Видение медленно растаяло, став частью его памяти. Он повернулся и посмотрел на белокурого солдата так, словно видел его впервые. Неужели он когда-то полагал, что они с этим солдатом могут иметь что-то общее? Пропасть между ними была глубже, много глубже, чем если бы они принадлежали к разным видам. Зачем ему понадобилось размышлять об этом глупом, косоглазом, ограниченном и суетливом существе? Но теперь с этим покончено. Все было предельно ясно.
- На этот раз они получат свое, - убежденно проговорил солдат. - Сейчас у нас есть все, что надо. Покажем же этим клопам. Ну, давайте!
Это звучало странно. Истерично и невыносимо. Вчера пауки. Сегодня клопы. А завтра - червяки? Этот солдат действительно верил, что все происходящее важно и величественно. Что в подобной бойне присутствуют свой смысл и своя цель.
- Ну, давайте! Запускайте бета-цикл, - нетерпеливо выпалил солдат, подталкивая его локтем.
Все было предельно ясно. И эта ясность уже никогда не покинет его. Одним поступком он вырвется из галактической шайки и навсегда останется верен этим лицам в небе.
- Ну, давайте, - приказывал солдат, судорожно дергая его. Он расчехлил свое оружие, дотронулся до кнопки. В затылке белокурого солдата появилось тусклое черное пятно - именно пятно, а не дыра. Он спрятал труп, спустился по противоположному склону и присоединился к одному из подразделений.

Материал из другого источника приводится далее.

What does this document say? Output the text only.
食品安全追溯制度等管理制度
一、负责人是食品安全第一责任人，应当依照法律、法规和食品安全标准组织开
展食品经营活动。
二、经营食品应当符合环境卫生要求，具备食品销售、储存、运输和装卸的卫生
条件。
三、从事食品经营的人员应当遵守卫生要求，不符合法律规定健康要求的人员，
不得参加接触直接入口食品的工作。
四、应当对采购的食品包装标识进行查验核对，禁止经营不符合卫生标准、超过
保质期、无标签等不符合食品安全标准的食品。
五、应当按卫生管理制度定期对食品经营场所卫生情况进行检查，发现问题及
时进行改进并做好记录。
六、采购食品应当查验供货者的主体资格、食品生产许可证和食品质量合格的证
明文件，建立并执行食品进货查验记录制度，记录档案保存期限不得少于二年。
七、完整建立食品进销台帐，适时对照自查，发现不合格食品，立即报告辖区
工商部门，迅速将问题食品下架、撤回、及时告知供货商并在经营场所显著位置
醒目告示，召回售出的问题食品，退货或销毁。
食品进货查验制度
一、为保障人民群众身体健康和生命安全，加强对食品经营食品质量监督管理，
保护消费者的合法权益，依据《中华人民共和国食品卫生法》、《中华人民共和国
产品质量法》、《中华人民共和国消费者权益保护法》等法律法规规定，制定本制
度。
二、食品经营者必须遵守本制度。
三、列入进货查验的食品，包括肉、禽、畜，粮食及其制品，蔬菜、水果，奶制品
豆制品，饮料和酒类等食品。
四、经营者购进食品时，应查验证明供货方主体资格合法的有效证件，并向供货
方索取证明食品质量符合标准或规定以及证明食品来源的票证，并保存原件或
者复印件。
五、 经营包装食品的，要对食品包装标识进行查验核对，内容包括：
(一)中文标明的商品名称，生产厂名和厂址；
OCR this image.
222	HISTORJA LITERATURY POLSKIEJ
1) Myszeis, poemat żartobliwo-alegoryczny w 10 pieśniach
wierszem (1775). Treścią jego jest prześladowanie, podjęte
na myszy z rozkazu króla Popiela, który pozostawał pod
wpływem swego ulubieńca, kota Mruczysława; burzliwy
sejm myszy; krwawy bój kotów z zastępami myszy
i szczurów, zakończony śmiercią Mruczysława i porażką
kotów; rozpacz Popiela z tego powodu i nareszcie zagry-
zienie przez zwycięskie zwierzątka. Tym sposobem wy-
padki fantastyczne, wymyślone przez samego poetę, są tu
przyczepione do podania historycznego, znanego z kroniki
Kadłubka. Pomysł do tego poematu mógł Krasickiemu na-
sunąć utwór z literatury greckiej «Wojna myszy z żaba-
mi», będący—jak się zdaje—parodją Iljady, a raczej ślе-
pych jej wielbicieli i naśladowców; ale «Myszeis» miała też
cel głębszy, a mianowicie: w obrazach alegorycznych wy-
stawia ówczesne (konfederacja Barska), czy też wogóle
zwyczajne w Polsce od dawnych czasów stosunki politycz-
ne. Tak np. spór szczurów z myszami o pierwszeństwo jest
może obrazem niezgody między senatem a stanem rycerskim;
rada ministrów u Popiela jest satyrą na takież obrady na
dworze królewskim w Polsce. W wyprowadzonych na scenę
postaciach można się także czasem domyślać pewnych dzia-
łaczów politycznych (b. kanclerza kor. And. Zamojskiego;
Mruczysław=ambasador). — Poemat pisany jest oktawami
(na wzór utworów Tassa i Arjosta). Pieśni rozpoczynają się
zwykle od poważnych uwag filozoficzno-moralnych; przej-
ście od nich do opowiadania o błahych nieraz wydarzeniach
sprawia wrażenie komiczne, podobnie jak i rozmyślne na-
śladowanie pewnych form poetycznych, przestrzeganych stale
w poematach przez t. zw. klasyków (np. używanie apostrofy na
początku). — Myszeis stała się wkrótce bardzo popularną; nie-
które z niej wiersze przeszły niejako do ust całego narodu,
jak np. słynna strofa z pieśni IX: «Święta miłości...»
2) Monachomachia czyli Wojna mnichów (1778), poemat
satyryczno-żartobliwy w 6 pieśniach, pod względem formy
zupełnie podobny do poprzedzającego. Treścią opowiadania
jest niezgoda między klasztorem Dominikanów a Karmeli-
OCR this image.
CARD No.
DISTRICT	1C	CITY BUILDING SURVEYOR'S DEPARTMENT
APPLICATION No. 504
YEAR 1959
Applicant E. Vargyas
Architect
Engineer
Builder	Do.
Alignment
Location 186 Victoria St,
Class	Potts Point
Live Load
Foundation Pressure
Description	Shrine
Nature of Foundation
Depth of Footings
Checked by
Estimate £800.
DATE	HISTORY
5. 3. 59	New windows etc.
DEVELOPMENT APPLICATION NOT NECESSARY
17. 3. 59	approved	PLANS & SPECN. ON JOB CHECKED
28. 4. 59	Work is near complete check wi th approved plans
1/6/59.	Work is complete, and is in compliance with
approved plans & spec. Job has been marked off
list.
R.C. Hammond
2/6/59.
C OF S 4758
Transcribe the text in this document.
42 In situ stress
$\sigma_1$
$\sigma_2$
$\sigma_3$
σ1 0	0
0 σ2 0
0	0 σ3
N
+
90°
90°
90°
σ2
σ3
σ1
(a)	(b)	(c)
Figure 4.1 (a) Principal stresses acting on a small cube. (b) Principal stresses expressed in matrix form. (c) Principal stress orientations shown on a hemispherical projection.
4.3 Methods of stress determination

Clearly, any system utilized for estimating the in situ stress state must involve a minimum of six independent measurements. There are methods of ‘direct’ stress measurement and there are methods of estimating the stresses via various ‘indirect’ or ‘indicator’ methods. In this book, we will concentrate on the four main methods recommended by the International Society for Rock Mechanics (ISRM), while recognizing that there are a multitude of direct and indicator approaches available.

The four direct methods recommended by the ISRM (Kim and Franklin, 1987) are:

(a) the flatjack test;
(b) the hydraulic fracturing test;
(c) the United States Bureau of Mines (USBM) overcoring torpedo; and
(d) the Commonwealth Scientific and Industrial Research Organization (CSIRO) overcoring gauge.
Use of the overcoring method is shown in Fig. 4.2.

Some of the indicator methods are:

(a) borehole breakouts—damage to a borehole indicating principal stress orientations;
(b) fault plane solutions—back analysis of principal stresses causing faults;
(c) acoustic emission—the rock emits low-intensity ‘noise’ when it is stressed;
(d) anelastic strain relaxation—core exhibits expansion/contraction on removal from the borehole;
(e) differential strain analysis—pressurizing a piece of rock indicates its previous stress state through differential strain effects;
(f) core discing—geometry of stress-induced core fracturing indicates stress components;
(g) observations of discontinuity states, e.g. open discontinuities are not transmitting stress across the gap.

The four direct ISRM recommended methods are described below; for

К утру они снова отступали - израненный монстр, машинально продолжающий сопротивляться разложению.
Теперь он был офицер.
- Он мне не нравится, - сказал солдат. - Конечно, все пытаются запугать тебя, хотят они того или нет. Это входит в их обязанности. Но с этим совсем другое дело. Я знаю, что он не говорит строго, не угрожает и не жесток. Знаю, что он вполне приятный человек и иногда находит время, чтобы заметить тебя. Даже отзывчив. Но в этом есть что-то странное, чего я не могу понять. Что-то хладнокровное. Как если бы он был неживой - или мы мертвые. Даже когда он особенно любезен и внимателен, я знаю - ему наплевать на меня. Это все его глаза. Я понимаю, что в каждый данный момент означают глаза фомалхоутинской медяницы. Но я ничего не могу прочитать в его глазах.
Парящий в вышине город казался чужим, хотя когда-то был домом. За это он любил его еще больше. Непривычная цивильная одежда раздражала кожу.
Быстрым шагом он пронесся по тротуару, сворачивая то в одну. то в другую сторону, пока не наткнулся на пешеходную развязку, Он с искренним любопытством наблюдал за снующими мимолицами, как если бы попал в зоологический сад. Ведь он хотел лишь немного насладиться чувством быть неузнанным. Он знал, что делать дальше. Здесь находились его друзья, и здесь находились звери. Но на первом месте должны быть судьбы друзей.